Di antara jalur yang disebutkan di atas, antara Nrf2 dan NF-𝜅B sangat penting baik secara

fisiologis dan secara farmakologis [41]. Aktivasi jalur Nrf2 diketahui menghambat aktivasi

NF-𝜅B melalui pengurangan ROS aktivasi IKK yang dimediasi dan dengan menghambat
degradasi dari I𝜅B. Aktivasi lebih lanjut dari NF-𝜅B bersaing dengan Nrf2 untuk mengikat

elemen respon antioksidan (ARE), baik langsung atau tidak langsung melalui perekrutan

histone deacetylase 3 (HDAC3) ke wilayah ARE (diwakili pada Gambar 2) [54]. Interaksi

antara dua jalur ini mempertahankan homeostasis seluler. Namun, penyakit yang

berhubungan dengan generasi stres oksidatif yang berlebihan dapat menyebabkan

ketidakseimbangan dalam Sumbu Nrf2-NF-𝜅B dan dengan demikian menghasilkan

konsekuensi yang merusak [41].

Ada banyak bukti ilmiah yang mendukung keterlibatan jalur inflamasi di saraf perifer

langsung kerusakan dan peradangan saraf. Namun, tubuh yang tumbuh menunjukkan bahwa

sel-sel neuroglial bertindak sebagai penghubung hubungan antara stres oksidatif dan

peradangan saraf [55]. Menurut teori ini, kerusakan oksidatif pada glia menghasilkan sitokin

proinflamasi yang berlebihan, yang pada giliran reseptor membran sel saraf dan dengan

demikian mengaktifkan jalur inflamasi, menyebabkan peradangan saraf [56].

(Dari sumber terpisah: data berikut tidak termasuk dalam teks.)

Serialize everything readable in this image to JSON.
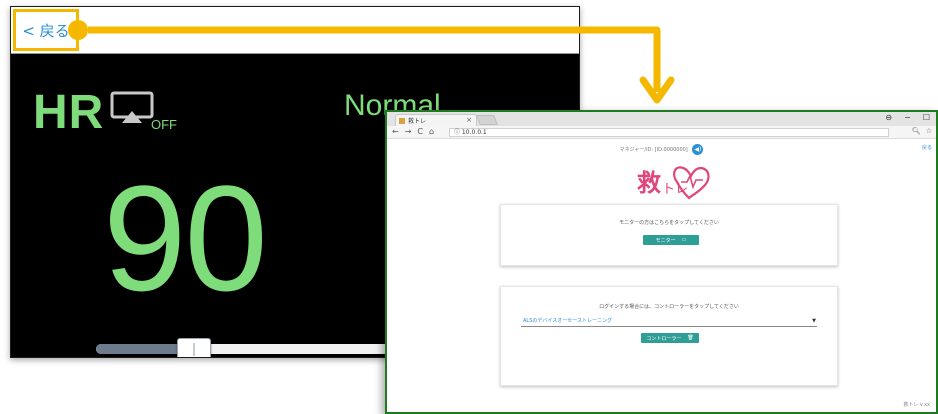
{
  "monitor": {
    "back_label": "< 戻る",
    "hr_label": "HR",
    "off_label": "OFF",
    "status": "Normal",
    "hr_value": "90",
    "slider_fraction": 0.25
  },
  "browser": {
    "tab_title": "救トレ",
    "tab_close": "×",
    "url": "10.0.0.1",
    "window_controls": [
      "⊖",
      "−",
      "☐"
    ],
    "page": {
      "top_text": "マネジャー/ID: [ID.0000000]",
      "corner_link": "戻る",
      "card1_text": "モニターの方はこちらをタップしてください",
      "card1_button": "モニター",
      "card2_text": "ログインする場合には、コントローラーをタップしてください",
      "select_value": "ALSのデバイスオーセーストレーニング",
      "card2_button": "コントローラー",
      "footer": "救トレ v.xx"
    }
  },
  "colors": {
    "callout": "#f5b800",
    "hr_green": "#7fdc7a",
    "teal": "#2e9e96",
    "accent_blue": "#2b8fd6",
    "logo_pink": "#e0457b"
  }
}
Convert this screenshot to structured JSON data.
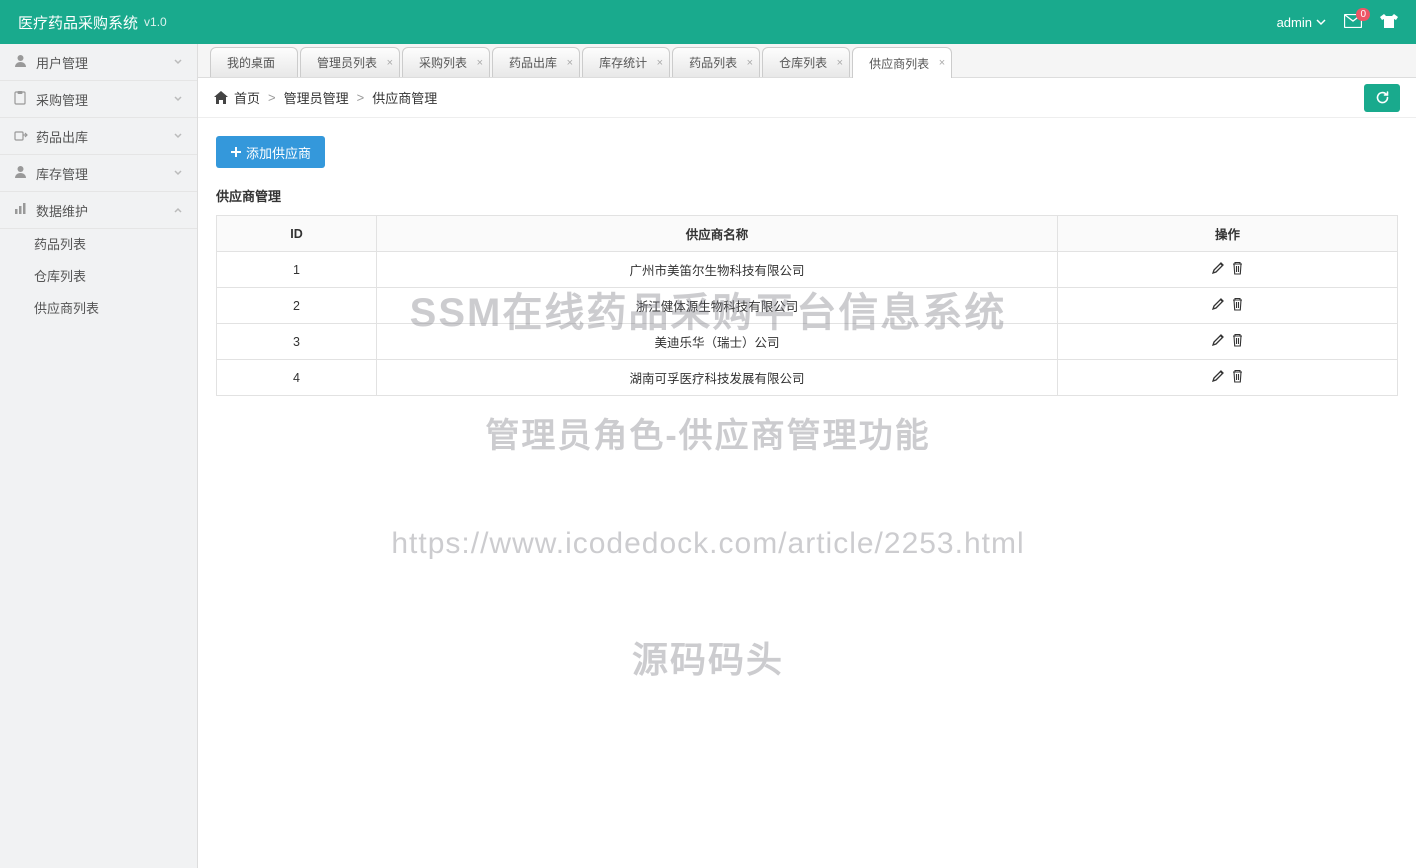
{
  "header": {
    "title": "医疗药品采购系统",
    "version": "v1.0",
    "user": "admin",
    "badge": "0"
  },
  "sidebar": {
    "items": [
      {
        "icon": "user",
        "label": "用户管理",
        "expanded": false
      },
      {
        "icon": "clip",
        "label": "采购管理",
        "expanded": false
      },
      {
        "icon": "out",
        "label": "药品出库",
        "expanded": false
      },
      {
        "icon": "user",
        "label": "库存管理",
        "expanded": false
      },
      {
        "icon": "chart",
        "label": "数据维护",
        "expanded": true
      }
    ],
    "subitems": [
      {
        "label": "药品列表"
      },
      {
        "label": "仓库列表"
      },
      {
        "label": "供应商列表"
      }
    ]
  },
  "tabs": [
    {
      "label": "我的桌面",
      "closable": false,
      "active": false
    },
    {
      "label": "管理员列表",
      "closable": true,
      "active": false
    },
    {
      "label": "采购列表",
      "closable": true,
      "active": false
    },
    {
      "label": "药品出库",
      "closable": true,
      "active": false
    },
    {
      "label": "库存统计",
      "closable": true,
      "active": false
    },
    {
      "label": "药品列表",
      "closable": true,
      "active": false
    },
    {
      "label": "仓库列表",
      "closable": true,
      "active": false
    },
    {
      "label": "供应商列表",
      "closable": true,
      "active": true
    }
  ],
  "breadcrumb": {
    "home": "首页",
    "mid": "管理员管理",
    "leaf": "供应商管理"
  },
  "buttons": {
    "add": "添加供应商"
  },
  "panel": {
    "title": "供应商管理"
  },
  "table": {
    "headers": {
      "id": "ID",
      "name": "供应商名称",
      "ops": "操作"
    },
    "rows": [
      {
        "id": "1",
        "name": "广州市美笛尔生物科技有限公司"
      },
      {
        "id": "2",
        "name": "浙江健体源生物科技有限公司"
      },
      {
        "id": "3",
        "name": "美迪乐华（瑞士）公司"
      },
      {
        "id": "4",
        "name": "湖南可孚医疗科技发展有限公司"
      }
    ]
  },
  "watermark": {
    "l1": "SSM在线药品采购平台信息系统",
    "l2": "管理员角色-供应商管理功能",
    "l3": "https://www.icodedock.com/article/2253.html",
    "l4": "源码码头"
  }
}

Ada juga bukti yang mendukung peran inflamasi vaskular dalam patogenesis neuropati

diabetik. Akumulasi semua bukti ini menunjukkan bahwa peradangan saraf bukan satu-

satunya episode yang mendasari kerusakan saraf perifer tetapi disertai dengan peradangan

dan oksidatif, stres nitrosatif di vasa nervorum dan sel neuroglia.